Шрифт:
Интервал:
Закладка:
Как писала близкая к Молодежному левому фронту газета «Тюменский рабочий», объединительный процесс стимулировал радикальные перемены во всех вовлеченных в него группах. Создание МЛФ привело «к отходу от идеологических баталий к баталиям классовым, к баталиям реальной политики»[374]. В отличие от левых групп 1990-х гг., которые зачастую оставались идеологическими клубами, МЛФ стремился стать «корпорацией прямого действия»[375].
Однако очень скоро сам МЛФ столкнулся с серьезным кризисом. Механическое объединение различных группировок еще не означало выхода движения на новый уровень. Каждая из вошедших во фронт групп продолжала собственное организационное строительство.
В Оргкомитете шли острые споры о полномочиях его членов и о том, кто имеет право говорить от имени всего фронта. Однако легитимное общее руководство создать было невозможно: для этого нужно заниматься организационным строительством, а оно было парализовано.
Союз коммунистической молодежи, являвшийся самой многочисленной структурой в рамках МЛФ, сам был раздираем противоречиями между активистами, стремившимися к решительным и самостоятельным действиям, и функционерами, оглядывавшимися на начальство КПРФ. Причем первые не готовы были идти на разрыв со вторыми. Страх перед гневом зюгановского окружения парализовал «обновленцев», которые пытались решить две взаимоисключающие задачи одновременно: противопоставлять национализму и оппортунизму руководства собственные принципы и одновременно поддерживать лояльные отношения с этим самым руководством. Неудивительно, что опытные партийные функционеры вчистую переиграли молодых людей. В 2005 г. Союз коммунистической молодежи официально вышел из МЛФ.

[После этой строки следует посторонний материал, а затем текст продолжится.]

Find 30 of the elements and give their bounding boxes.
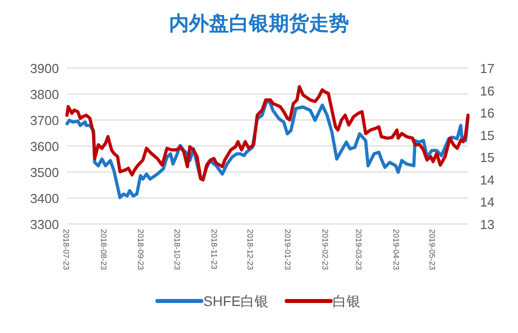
y2-tick-label: 17 <box>480 61 494 76</box>
x-tick-label: 2018-07-23 <box>62 229 70 270</box>
y-tick-label: 3600 <box>30 139 59 154</box>
x-tick-label: 2019-05-23 <box>428 229 437 270</box>
y2-tick-label: 15 <box>480 128 494 143</box>
y2-tick-label: 14 <box>480 172 494 188</box>
x-tick-label: 2019-03-23 <box>354 229 364 270</box>
y2-tick-label: 13 <box>480 217 494 232</box>
y2-tick-label: 14 <box>480 194 494 210</box>
x-tick-label: 2018-12-23 <box>246 229 255 270</box>
chart-title: 内外盘白银期货走势 <box>169 13 349 35</box>
legend-label: 白银 <box>332 293 361 309</box>
y-tick-label: 3400 <box>30 191 59 206</box>
y-tick-label: 3900 <box>30 61 59 76</box>
y2-tick-label: 15 <box>480 150 494 166</box>
x-tick-label: 2019-04-23 <box>391 229 400 270</box>
y-tick-label: 3700 <box>30 113 59 128</box>
y2-tick-label: 16 <box>480 83 494 98</box>
x-tick-label: 2018-08-23 <box>98 229 108 270</box>
x-tick-label: 2018-11-23 <box>210 229 219 270</box>
line-series <box>65 85 470 182</box>
x-tick-label: 2019-02-23 <box>320 229 330 270</box>
y-tick-label: 3500 <box>30 165 59 180</box>
y2-tick-label: 16 <box>480 106 494 121</box>
x-tick-label: 2018-09-23 <box>136 229 146 270</box>
y-tick-label: 3300 <box>30 217 59 232</box>
y-tick-label: 3800 <box>30 87 59 102</box>
x-tick-label: 2019-01-23 <box>283 229 292 270</box>
x-tick-label: 2018-10-23 <box>172 229 182 270</box>
legend-label: SHFE白银 <box>203 293 269 309</box>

Борьба за контроль над «брэндом» КПРФ привела к параличу принятия решений. Зюганов отказался выдвигаться в президенты, Семигин был близок к успеху, но тоже потерпел поражение. Компромиссной фигурой стал Николай Харитонов. Его скромный результат (13% голосов), слегка превзошедший количество, набранное партией на парламентских выборах, тут же был объявлен великой победой.
Очередная склока в руководстве КПРФ произошла летом 2004 г., когда сторонники Семигина и Зюганова провели два параллельных съезда. Партия даже не смогла толком расколоться: обе группировки, претендующие на руководство оппозиционными силами, бросились к кремлевскому начальству, прося признать именно их легитимными представителями коммунистического движения.

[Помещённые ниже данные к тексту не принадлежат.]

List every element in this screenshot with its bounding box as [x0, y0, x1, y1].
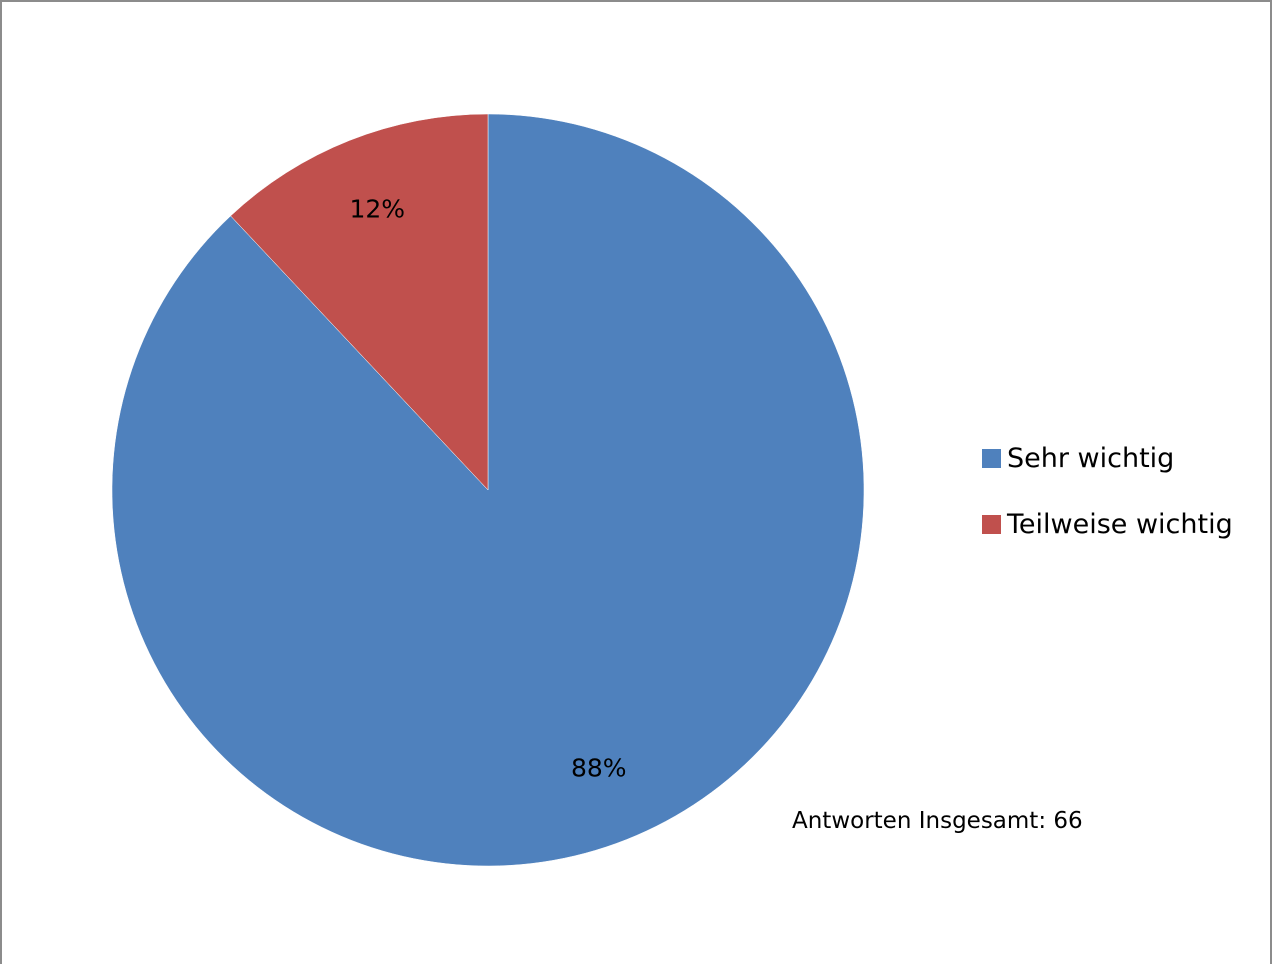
data-label-sehr-wichtig: 88% — [571, 754, 627, 783]
legend: Sehr wichtig Teilweise wichtig — [982, 438, 1233, 570]
data-label-teilweise-wichtig: 12% — [349, 194, 405, 223]
legend-item-teilweise-wichtig: Teilweise wichtig — [982, 504, 1233, 544]
legend-item-sehr-wichtig: Sehr wichtig — [982, 438, 1233, 478]
pie-slice-teilweise-wichtig — [230, 113, 489, 491]
legend-label-sehr-wichtig: Sehr wichtig — [1007, 442, 1175, 474]
legend-swatch-sehr-wichtig — [982, 448, 1001, 468]
total-responses-note: Antworten Insgesamt: 66 — [792, 808, 1083, 834]
legend-swatch-teilweise-wichtig — [982, 514, 1001, 534]
legend-label-teilweise-wichtig: Teilweise wichtig — [1007, 508, 1233, 540]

Антон Суриков иронично заметил, что действия путинской команды по отношению к КПРФ мало отличаются от того, что делали с ЮКОСом: «подобно тому как кремлевские структуры попытались осуществить недружественный захват крупнейшей российской компании, точно так же, теми же методами они попытались захватить крупнейшую российскую политическую партию»[376].

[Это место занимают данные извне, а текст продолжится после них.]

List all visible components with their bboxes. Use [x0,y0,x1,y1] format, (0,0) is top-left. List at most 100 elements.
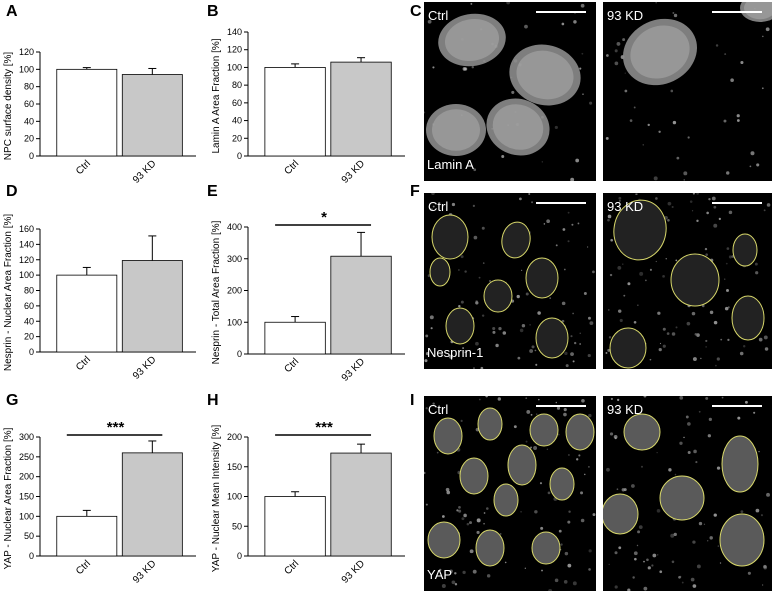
speckle [576,458,579,461]
speckle [498,326,502,331]
speckle [655,260,657,263]
speckle [440,353,444,357]
y-axis-title: YAP - Nuclear Area Fraction [%] [3,427,14,569]
speckle [499,533,502,535]
x-category-label: 93 KD [340,158,367,185]
nucleus-outline [535,317,569,359]
speckle [562,228,566,231]
y-tick-label: 200 [19,472,34,482]
speckle [567,563,572,568]
speckle [763,209,766,212]
panel-label: H [207,392,219,409]
y-tick-label: 100 [227,62,242,72]
speckle [581,398,585,403]
speckle [462,67,467,71]
speckle [618,196,622,200]
chart-panel-b: B 0 20 40 60 80 100 120 140 Lamin A Area Fraction… [207,3,405,186]
speckle [621,488,625,492]
speckle [656,554,659,556]
speckle [564,551,569,556]
speckle [580,491,584,495]
speckle [574,341,577,345]
speckle [655,197,658,200]
speckle [519,197,522,201]
speckle [727,306,730,309]
panel-label: G [6,392,18,409]
speckle [647,123,650,127]
speckle [659,570,663,574]
bar-ctrl [264,67,326,157]
speckle [529,324,531,326]
speckle [687,450,691,454]
speckle [649,268,652,271]
panel-label: A [6,3,18,20]
speckle [482,262,485,264]
speckle [502,331,507,335]
speckle [520,510,522,513]
speckle [705,396,709,400]
speckle [713,513,717,517]
speckle [758,337,763,342]
speckle [671,205,674,209]
y-tick-label: 60 [24,301,34,311]
speckle [451,580,456,585]
speckle [549,297,551,299]
speckle [707,434,711,438]
speckle [492,326,496,331]
speckle [531,345,535,349]
speckle [605,352,608,354]
speckle [614,437,617,440]
nucleus-outline [477,407,503,441]
speckle [449,569,453,573]
significance-marker: *** [107,419,125,436]
speckle [567,520,571,524]
speckle [736,119,740,122]
speckle [653,176,658,181]
nucleus-outline [731,295,765,341]
bar-kd [121,452,183,557]
speckle [715,364,717,367]
speckle [564,351,568,356]
speckle [441,515,445,518]
speckle [610,397,613,401]
speckle [765,27,770,32]
kd-image: 93 KD [603,396,772,591]
speckle [608,309,610,311]
speckle [632,576,635,579]
nucleus-core [630,25,690,79]
speckle [696,193,699,195]
speckle [723,119,727,123]
speckle [753,411,756,414]
speckle [726,171,730,175]
speckle [577,222,580,225]
speckle [609,432,614,436]
speckle [460,255,464,259]
speckle [472,204,475,208]
speckle [673,13,678,18]
speckle [588,466,590,468]
y-tick-label: 40 [24,316,34,326]
speckle [475,341,479,346]
speckle [760,514,764,517]
speckle [720,338,723,341]
speckle [744,400,748,404]
speckle [580,518,585,523]
speckle [679,441,683,445]
y-tick-label: 80 [24,286,34,296]
panel-label: D [6,183,18,200]
speckle [495,343,499,348]
speckle [696,219,699,223]
speckle [721,396,724,399]
speckle [668,468,672,472]
kd-label: 93 KD [607,8,643,23]
speckle [620,16,622,18]
kd-image: 93 KD [603,2,772,181]
y-tick-label: 100 [19,511,34,521]
speckle [464,270,467,273]
bar-ctrl [56,274,118,353]
speckle [524,567,526,569]
speckle [717,545,720,547]
panel-label: B [207,3,219,20]
speckle [533,446,538,450]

Министерство юстиции, однако, признало законным зюгановский съезд. В условиях, когда в стране росло недовольство политикой власти, это был разумный выбор. По мнению журналистов, имела место обычная сделка: «Кремль, оценив всю тяжесть нависшей над реформами угрозы, решил отложить окончательный разгром КПРФ, а Зюганов, оказавшись на краю пропасти, согласился ради сохранения партии жить дружно с исполнительной властью» [377]. Экзамен на лояльность лидер КПРФ выдержал с честью, организованная партией волна выступлений против отмены льгот «оказалась подозрительно маломощной»[378]. Число участников акций протеста было существенно ниже общего количества членов КПРФ. А противники Зюганова, вычищенные из рядов партии, создали собственную организацию с удивительным названием: Всероссийская коммунистическая партия будущего (ВКПБ) во главе с губернатором Ивановской области Владимиром Тихоновым. Очень скоро им пришлось в очередной раз на собственном опыте убедиться, чего стоят посулы президентской администрации. Партию Тихонова не зарегистрировали. А Семигин, потеряв интерес к своим недавним соратникам, создал партию «Патриоты России». Не имея ни материальной поддержки, ни опоры на массы, ВКПБ начала разваливаться и к лету 2005 г. утратила официальную регистрацию.
Развал, впрочем, царил не только в партии Зюганова. Мелкие коммунистические группы, на протяжении 1990-х гг. критиковавшие оппортунизм КПРФ, сами находились в кризисе. Созданная ими Ассоциация марксистских организаций, обрушиваясь на «бесплодный опыт» зюгановщины, вынуждена была признать, что «и остальные коммунистические партии и организации во многом живут вчерашним днем»[379].
Между тем падение левой оппозиции в том виде, в каком она сложилась на протяжении предыдущего десятилетия, отнюдь не было связано с потерей в обществе интереса к левым идеям. Скорее наоборот, в стране просыпалась потребность в осмысленной левой идеологии, отражающей классовые интересы трудящихся, а потому очищенной от националистического мусора, ностальгии и бюрократической демагогии. Четыре года экономического роста изменили общество, помогли людям осознать свои социальные интересы. Произошла стабилизация трудовых коллективов, за чем последовало и оживление рабочего движения. Поскольку новый Кодекс законов о труде делал забастовку практически невозможной, наиболее популярные профсоюзные лидеры пошли в политику, добиваясь успеха на местных выборах — самым известным случаем стала победа Валерия Мельникова, ставшего мэром Норильска в жесткой борьбе с корпорацией «Норильский никель».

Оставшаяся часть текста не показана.